4. Health Care
Medical care in the nineteenth century was principally private or voluntary. However, sickness was a primary cause of pauperism, and the Poor Law authorities began to develop“infirmaries” for sick people. The number of infirmaries grew very rapidly after the foundation of the Local Government Board, because of the influence centrally of doctors.
The demand for the infirmaries was at first resisted by a deliberate emphasis on the stigma of pauperism, of which the main legal consequence was the loss of the vote. Few people who became paupers had the vote, but after the extension of the franchise in 1867 and 1884, the numbers increased dramatically. In 1885, the law requiring people to be paupers before using the infirmaries was abolished.
Prior to 1948, health services were mainly based on three sources:
1. Charity and the voluntary sector.
2. Private health care. Hospitals were fee paying or voluntary; primary care was mainly fee-paying or insurance-based.
3. The Poor Law and local government. Poor Law hospitals were transferred to local government by the 1930 Poor Law Act.
These were unified when the NHS4was formed in 1948.
4.1 The NHS in Principle
The right to welfare. The NHS is seen by many people as the core of the “welfare state”. People receive health care as a right. There is no right to health care on demand. The principal rights are a right to be registered with a general practitioner, and the right to be medically examined. This generally means that a G.P. must visit a patient on the list who makes a request, though it has been accepted that examination at a distance may be feasible. There is no formal right to receive any treatment. This is within the discretion, or “clinical judgment”, of the doctor.

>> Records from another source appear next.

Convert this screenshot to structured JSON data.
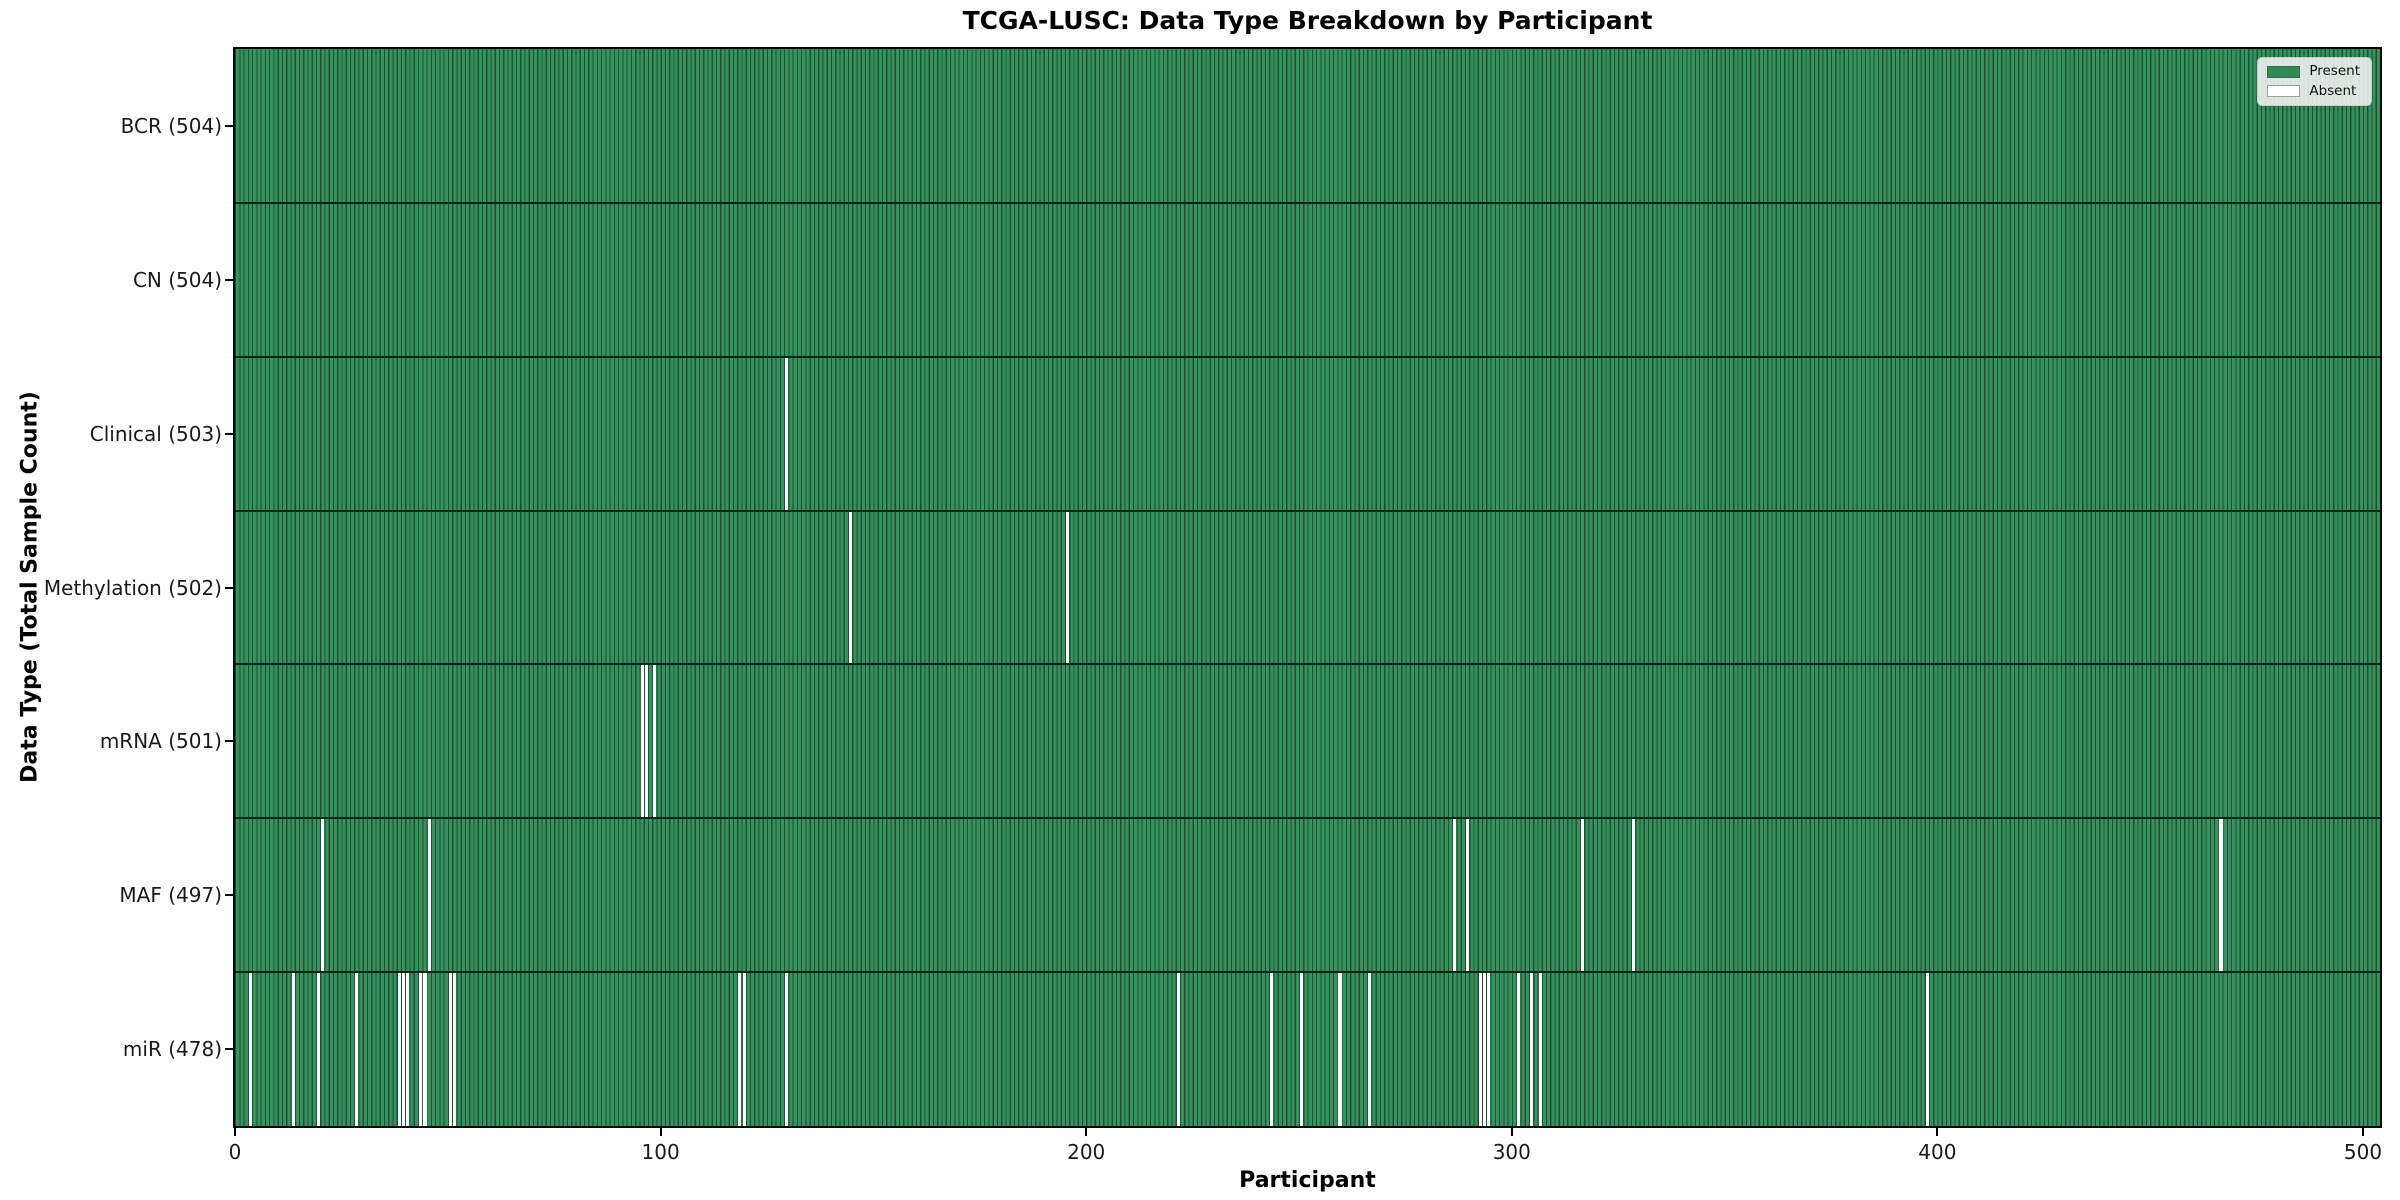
{
  "chart_data": {
    "type": "heatmap",
    "title": "TCGA-LUSC: Data Type Breakdown by Participant",
    "xlabel": "Participant",
    "ylabel": "Data Type (Total Sample Count)",
    "legend": [
      "Present",
      "Absent"
    ],
    "legend_position": "upper right",
    "grid": false,
    "x_ticks": [
      0,
      100,
      200,
      300,
      400,
      500
    ],
    "xlim": [
      0,
      504
    ],
    "total_participants": 504,
    "colors": {
      "present": "#2e8b57",
      "present_fill": "#35925e",
      "bar_edge": "#1d5033",
      "absent": "#ffffff",
      "separator": "#0d2417"
    },
    "rows": [
      {
        "label": "BCR (504)",
        "data_type": "BCR",
        "present_count": 504,
        "absent_participants": []
      },
      {
        "label": "CN (504)",
        "data_type": "CN",
        "present_count": 504,
        "absent_participants": []
      },
      {
        "label": "Clinical (503)",
        "data_type": "Clinical",
        "present_count": 503,
        "absent_participants": [
          129
        ]
      },
      {
        "label": "Methylation (502)",
        "data_type": "Methylation",
        "present_count": 502,
        "absent_participants": [
          144,
          195
        ]
      },
      {
        "label": "mRNA (501)",
        "data_type": "mRNA",
        "present_count": 501,
        "absent_participants": [
          95,
          96,
          98
        ]
      },
      {
        "label": "MAF (497)",
        "data_type": "MAF",
        "present_count": 497,
        "absent_participants": [
          20,
          45,
          286,
          289,
          316,
          328,
          466
        ]
      },
      {
        "label": "miR (478)",
        "data_type": "miR",
        "present_count": 478,
        "absent_participants": [
          3,
          13,
          19,
          28,
          38,
          39,
          40,
          43,
          44,
          50,
          51,
          118,
          119,
          129,
          221,
          243,
          250,
          259,
          266,
          292,
          293,
          294,
          301,
          304,
          306,
          397
        ]
      }
    ]
  }
}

Comprehensiveness. The NHS is held to protect all citizens. Access to health services depends on registration with a general practitioner. Homeless people in particular have great difficulty gaining access to primary care, because without an address it is generally impossible to register.
The service itself has never been comprehensive. The NHS does ration resources according to priorities. Not only are there not regular checkups for everyone, but there are long waiting lists, and people with quite serious needs—like those from the 1950s onwards needing renal dialysis—may die, because the cost of treatment is greater than the NHS is ready to bear.

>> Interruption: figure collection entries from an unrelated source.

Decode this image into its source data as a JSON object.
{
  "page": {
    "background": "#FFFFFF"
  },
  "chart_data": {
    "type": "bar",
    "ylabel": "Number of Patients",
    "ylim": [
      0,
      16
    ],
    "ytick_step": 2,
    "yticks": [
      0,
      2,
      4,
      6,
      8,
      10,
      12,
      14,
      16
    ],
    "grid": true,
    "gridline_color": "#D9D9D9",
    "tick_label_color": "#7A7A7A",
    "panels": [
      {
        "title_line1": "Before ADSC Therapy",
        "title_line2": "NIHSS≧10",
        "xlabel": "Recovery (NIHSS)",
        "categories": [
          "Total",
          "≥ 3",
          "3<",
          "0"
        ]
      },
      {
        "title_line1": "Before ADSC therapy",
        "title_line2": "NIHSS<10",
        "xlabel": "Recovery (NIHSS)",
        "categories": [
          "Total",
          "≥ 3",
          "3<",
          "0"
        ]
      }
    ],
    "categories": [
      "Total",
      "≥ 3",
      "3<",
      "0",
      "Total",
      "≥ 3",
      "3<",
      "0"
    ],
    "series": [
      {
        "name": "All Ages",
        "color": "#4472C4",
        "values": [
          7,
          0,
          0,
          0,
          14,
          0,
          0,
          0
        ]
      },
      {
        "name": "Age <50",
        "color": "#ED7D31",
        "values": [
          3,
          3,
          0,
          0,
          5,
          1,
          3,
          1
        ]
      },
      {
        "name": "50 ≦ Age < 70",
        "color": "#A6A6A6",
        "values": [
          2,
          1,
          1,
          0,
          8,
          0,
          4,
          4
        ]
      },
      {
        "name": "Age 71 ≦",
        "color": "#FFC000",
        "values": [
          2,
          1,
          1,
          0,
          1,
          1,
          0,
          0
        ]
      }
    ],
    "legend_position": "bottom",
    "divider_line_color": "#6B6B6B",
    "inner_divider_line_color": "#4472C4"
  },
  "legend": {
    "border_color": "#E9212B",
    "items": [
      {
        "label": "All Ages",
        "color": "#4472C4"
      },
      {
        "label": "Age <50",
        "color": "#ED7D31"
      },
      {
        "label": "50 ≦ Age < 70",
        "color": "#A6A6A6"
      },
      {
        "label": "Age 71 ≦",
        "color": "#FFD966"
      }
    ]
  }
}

A free service at the point of delivery. The initial idea was that no-one should be deterred from seeking health services by a lack of resources. Charges were first introduced by the Labour government in 1950. They were substantially increased by the Conservative government after 1979. The 1988 Act removed free eye tests.
4.2 The NHS and the Hospitals
Throughout its history, the NHS has been dominated by the hospital services, in particular by the high-status university hospitals. The bulk of expenditure on the NHS (over 70%) goes to hospitals. General practice, though it deals with the vast majority of reported illness—probably over 95%—accounts for less than 10% of spending.

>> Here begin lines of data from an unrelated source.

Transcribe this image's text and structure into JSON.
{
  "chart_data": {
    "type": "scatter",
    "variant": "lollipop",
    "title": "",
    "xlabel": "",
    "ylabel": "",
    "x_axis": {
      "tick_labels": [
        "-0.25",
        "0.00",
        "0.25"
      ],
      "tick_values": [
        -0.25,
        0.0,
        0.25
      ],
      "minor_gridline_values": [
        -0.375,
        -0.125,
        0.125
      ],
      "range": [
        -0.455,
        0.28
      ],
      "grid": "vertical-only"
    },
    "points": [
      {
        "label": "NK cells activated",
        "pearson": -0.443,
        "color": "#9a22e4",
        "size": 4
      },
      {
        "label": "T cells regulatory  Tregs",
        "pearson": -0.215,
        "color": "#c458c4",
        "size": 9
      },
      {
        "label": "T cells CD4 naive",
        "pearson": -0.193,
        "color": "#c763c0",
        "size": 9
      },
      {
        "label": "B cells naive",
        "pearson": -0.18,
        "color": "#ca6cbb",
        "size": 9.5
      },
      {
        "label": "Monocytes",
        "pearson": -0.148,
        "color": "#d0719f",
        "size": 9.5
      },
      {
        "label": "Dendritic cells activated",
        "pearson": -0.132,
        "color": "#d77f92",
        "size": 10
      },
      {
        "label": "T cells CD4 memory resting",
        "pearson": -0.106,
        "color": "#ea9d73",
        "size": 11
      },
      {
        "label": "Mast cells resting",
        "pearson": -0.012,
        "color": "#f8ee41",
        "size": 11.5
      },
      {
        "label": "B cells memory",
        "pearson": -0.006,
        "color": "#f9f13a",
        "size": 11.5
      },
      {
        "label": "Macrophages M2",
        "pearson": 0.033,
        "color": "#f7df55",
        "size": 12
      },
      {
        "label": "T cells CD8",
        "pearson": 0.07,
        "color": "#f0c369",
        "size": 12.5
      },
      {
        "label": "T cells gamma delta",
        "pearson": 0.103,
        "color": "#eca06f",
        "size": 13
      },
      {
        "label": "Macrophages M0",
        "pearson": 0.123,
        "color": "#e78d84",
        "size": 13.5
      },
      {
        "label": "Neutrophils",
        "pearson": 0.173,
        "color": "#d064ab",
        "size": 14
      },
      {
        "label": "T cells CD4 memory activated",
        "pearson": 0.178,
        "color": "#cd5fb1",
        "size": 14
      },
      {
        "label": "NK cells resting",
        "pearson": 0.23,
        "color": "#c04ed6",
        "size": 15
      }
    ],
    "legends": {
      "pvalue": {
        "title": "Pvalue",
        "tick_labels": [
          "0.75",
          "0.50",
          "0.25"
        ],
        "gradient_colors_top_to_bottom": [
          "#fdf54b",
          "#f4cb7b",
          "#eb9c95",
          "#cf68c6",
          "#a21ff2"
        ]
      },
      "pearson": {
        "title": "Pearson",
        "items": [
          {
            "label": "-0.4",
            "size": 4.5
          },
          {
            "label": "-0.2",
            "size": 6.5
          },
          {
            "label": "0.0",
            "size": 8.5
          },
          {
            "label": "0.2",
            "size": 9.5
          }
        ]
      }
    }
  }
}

The NHS inherited a maldistribution of resources, especially in London where the main hospitals were concentrated in the centre of the city. London’s lack of adequate primary carecoverage and over-reliance on hospitals for treatment have created recurring problems. The Labour government in the 1970s attempted to redress the balance by transferring resources from hospital care to primary care, limiting the growth of better served regions, and favouring the development of some underfunded specialties, like medicine for the elderly. This led to hospital closures. The policy was continued by the Conservatives in the 1980s.
Complaints about the NHS tend to focus on the problems of hospitals: waiting lists, lack of spare capacity, and “shroud-waving” in response to spending controls. The severity of the problems is possibly exaggerated. Enoch Powell, a former Minister for Health, commented on “the continual, deafening chorus of complaint” which characterises the NHS. By contrast with the private sector, where people always pretend that things are better than they are, the system of finance in the NHS “endows everyone providing as well as using it with a vested interest in denigrating it.”
4.3 The Organisation of the NHS
Initially, the NHS had a tripartite (three-part) structure, with three branches—hospitals, primary care and local authority health services. In 1974, a “unified” structure was introduced, with three main levels of management, at Regional, Area and District level. The 1974 reorganisation led to a great deal of disruption, and was heavily criticised. Following political disagreements, Area Health Authorities were abolished in 1982—throwing out of the window ideas like local integration of services and co-ordination with social services authorities.
In the 1980s, Enthoven, an American economist, made an influential criticism of the NHS, arguing that it was inefficient, riddled with perverse incentives and resistance to change. The reforms which followed were based in the belief that the NHS would be more efficient if it was organised on something more like market principles. Enthoven argued for a split between purchaser and provider, so that Health Authorities could exercise more effective control over costs and production. The NHS administration was broken up into quasi-autonomous trusts from which authorities bought services. The role of Regional Health Authorities was taken over by 8 regional offices of the NHS management executive. For the first time, Klein comments, the NHS became truly a nationally administered, centralised service.
In principle, the Labour government has now removed the internal market. In practice, it has retained its main elements—the purchasing role of health authorities, the provider trusts and GP commissioning. The reform of services in 2002 replaced the English Regional Health Authorities and District Health Authorities with 28 new Strategic Health Authorities and 310 Primary Care Trusts; the number of SHAs was reduced to 10 in 2006.